Shea rubbed her arms, suddenly cold. Her stomach was rebelling, and it was still hard to catch her breath. “I guess it’s because Jacques never leaves me. He can’t take being alone.”

Raven’s eyes widened. “Never?”

Shea shook her head. “I thought it would drive me crazy at first. Most of the time I didn’t recognize it, but he would know things I was thinking, and I would realize he’d been in my mind the entire time. He was alone so long, he needed constant contact with me to keep him sane.”

“This must be terrible for him,” Raven said. “To break contact with you, he must be in the middle of something big. Mikhail is blocking me out, too, and so is Gregori. But don’t you worry, we’ll be fine together. And we would still know if something were to happen to them.”

Shea powered up the generator so she could turn on her computer. She felt very uneasy, restless, even alarmed. “Raven, you don’t feel something is wrong, do you?” She typed in her password and waited for her files to appear on the screen.

“No, but I’m used to touching Mikhail occasionally for reassurance and letting him go.
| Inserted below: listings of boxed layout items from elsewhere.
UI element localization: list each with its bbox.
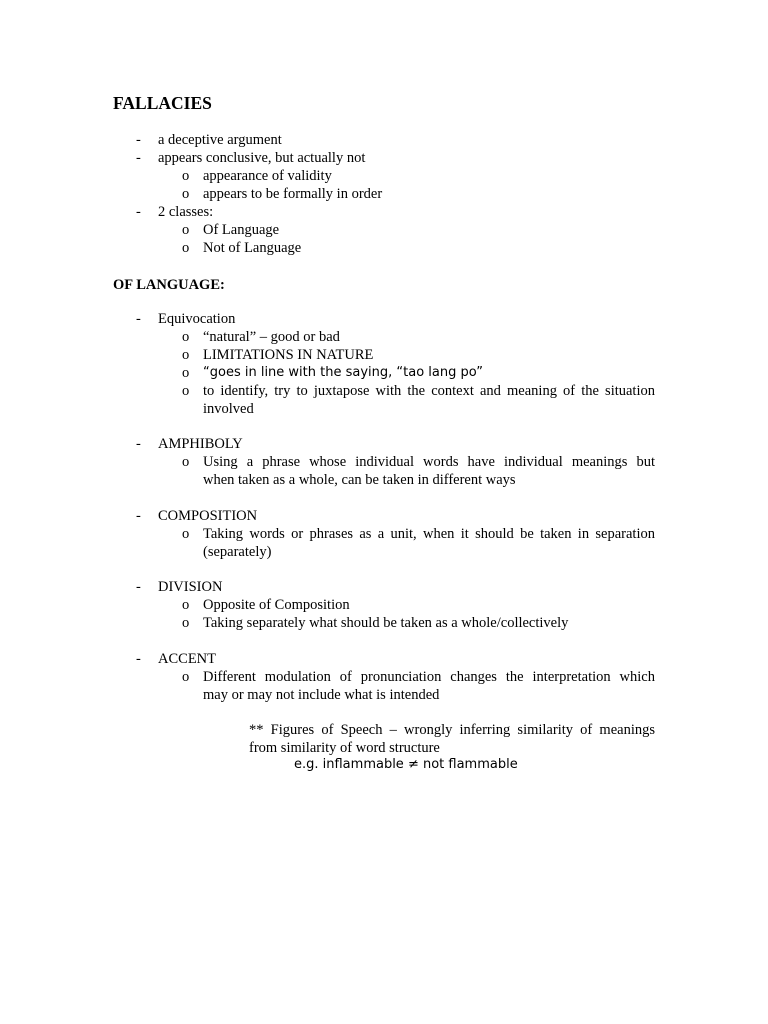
equivocation-sub-4-line-1: to identify, try to juxtapose with the context and meaning of the situation: [203, 383, 655, 399]
equivocation-sub-1: “natural” – good or bad: [203, 329, 340, 345]
circle-marker: o: [182, 365, 190, 381]
circle-marker: o: [182, 240, 190, 256]
intro-bullet-3-sub-2: Not of Language: [203, 240, 302, 256]
circle-marker: o: [182, 597, 190, 613]
accent-label: ACCENT: [158, 651, 216, 667]
division-sub-2: Taking separately what should be taken as a whole/collectively: [203, 615, 569, 631]
dash-marker: -: [136, 436, 141, 452]
intro-bullet-2: appears conclusive, but actually not: [158, 150, 366, 166]
figures-of-speech-note-line-1: ** Figures of Speech – wrongly inferring similarity of meanings: [249, 722, 655, 738]
equivocation-label: Equivocation: [158, 311, 236, 327]
accent-sub-1-line-2: may or may not include what is intended: [203, 687, 440, 703]
amphiboly-sub-1-line-2: when taken as a whole, can be taken in different ways: [203, 472, 516, 488]
amphiboly-sub-1-line-1: Using a phrase whose individual words have individual meanings but: [203, 454, 655, 470]
equivocation-sub-4-line-2: involved: [203, 401, 254, 417]
circle-marker: o: [182, 347, 190, 363]
dash-marker: -: [136, 651, 141, 667]
equivocation-sub-2: LIMITATIONS IN NATURE: [203, 347, 374, 363]
division-label: DIVISION: [158, 579, 223, 595]
dash-marker: -: [136, 132, 141, 148]
circle-marker: o: [182, 526, 190, 542]
division-sub-1: Opposite of Composition: [203, 597, 350, 613]
circle-marker: o: [182, 329, 190, 345]
section-heading: OF LANGUAGE:: [113, 277, 225, 293]
composition-sub-1-line-2: (separately): [203, 544, 272, 560]
circle-marker: o: [182, 222, 190, 238]
equivocation-sub-3: “goes in line with the saying, “tao lang po”: [203, 365, 483, 380]
intro-bullet-1: a deceptive argument: [158, 132, 282, 148]
circle-marker: o: [182, 383, 190, 399]
circle-marker: o: [182, 669, 190, 685]
intro-bullet-2-sub-2: appears to be formally in order: [203, 186, 383, 202]
document-title: FALLACIES: [113, 93, 212, 113]
composition-sub-1-line-1: Taking words or phrases as a unit, when it should be taken in separation: [203, 526, 655, 542]
figures-of-speech-note-line-2: from similarity of word structure: [249, 740, 440, 756]
intro-bullet-3: 2 classes:: [158, 204, 214, 220]
dash-marker: -: [136, 311, 141, 327]
composition-label: COMPOSITION: [158, 508, 258, 524]
intro-bullet-2-sub-1: appearance of validity: [203, 168, 332, 184]
circle-marker: o: [182, 615, 190, 631]
dash-marker: -: [136, 204, 141, 220]
circle-marker: o: [182, 168, 190, 184]
dash-marker: -: [136, 508, 141, 524]
dash-marker: -: [136, 150, 141, 166]
circle-marker: o: [182, 454, 190, 470]
circle-marker: o: [182, 186, 190, 202]
intro-bullet-3-sub-1: Of Language: [203, 222, 280, 238]
figures-of-speech-example: e.g. inflammable ≠ not flammable: [294, 757, 518, 772]
accent-sub-1-line-1: Different modulation of pronunciation changes the interpretation which: [203, 669, 655, 685]
dash-marker: -: [136, 579, 141, 595]
amphiboly-label: AMPHIBOLY: [158, 436, 243, 452]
We’ve been together long enough to develop a kind of routine. I touch him, and whether or not he allows me into his mind, I know he’s there. You could try that.”

Shea concentrated for a moment on giving the commands to destroy her data. With a sigh she paced back to Raven. “It’s not that kind of uneasiness. It’s something else. At first I thought it was because I wasn’t touching Jacques’ mind, but I don’t think so anymore. I have the feeling something evil is watching us.”

Raven sent her mind seeking, scanning the surrounding woods carefully. There were deer a mile away. The three Carpathian men were even farther afield. “Rabbits, fox, wolves several miles out, but nothing scary that I can detect,” she assured her softly.

Shea picked up the shotgun and cracked it open to make certain it was loaded. “I feel almost sick, Raven. Something’s out there.”

“It’s the separation from Jacques. The first time it happened with Mikhail and me, I almost didn’t make it through the night. Honestly, Shea, separation is very difficult at the best of times, let alone in the morning hours when we’re growing weaker and we know the men are in danger. We may have been human, but we are their lifemates. Naturally we miss their mind touch.”

Shea wanted to believe her, but, just as she had felt an evil presence in the forest, she felt they were in danger now. She looked at Raven. This woman was important to all of them. Shea had promised Gregori she would keep Raven safe, and she was not about to be unprepared. “Maybe,” she agreed softly. Nevertheless, she walked to the door, opened it, and stepped onto the porch to survey the woods.

Nothing. The rain drove down harder, and in the distance Shea could hear the rumble of thunder. Lightning flashed in the sky. She found herself shivering, and her finger absently sought the trigger on the gun. Annoyed with herself, she went back inside, set the shotgun beneath the window, and worked at controlling herself. Her behavior was unacceptable to her. She could not believe she needed Jacques so much that she would be physically ill and have such an impression of danger because she was without his mind touch. Shea did not want to think it was an illusion, a trick of her mind, yet it seemed the lesser of two evils.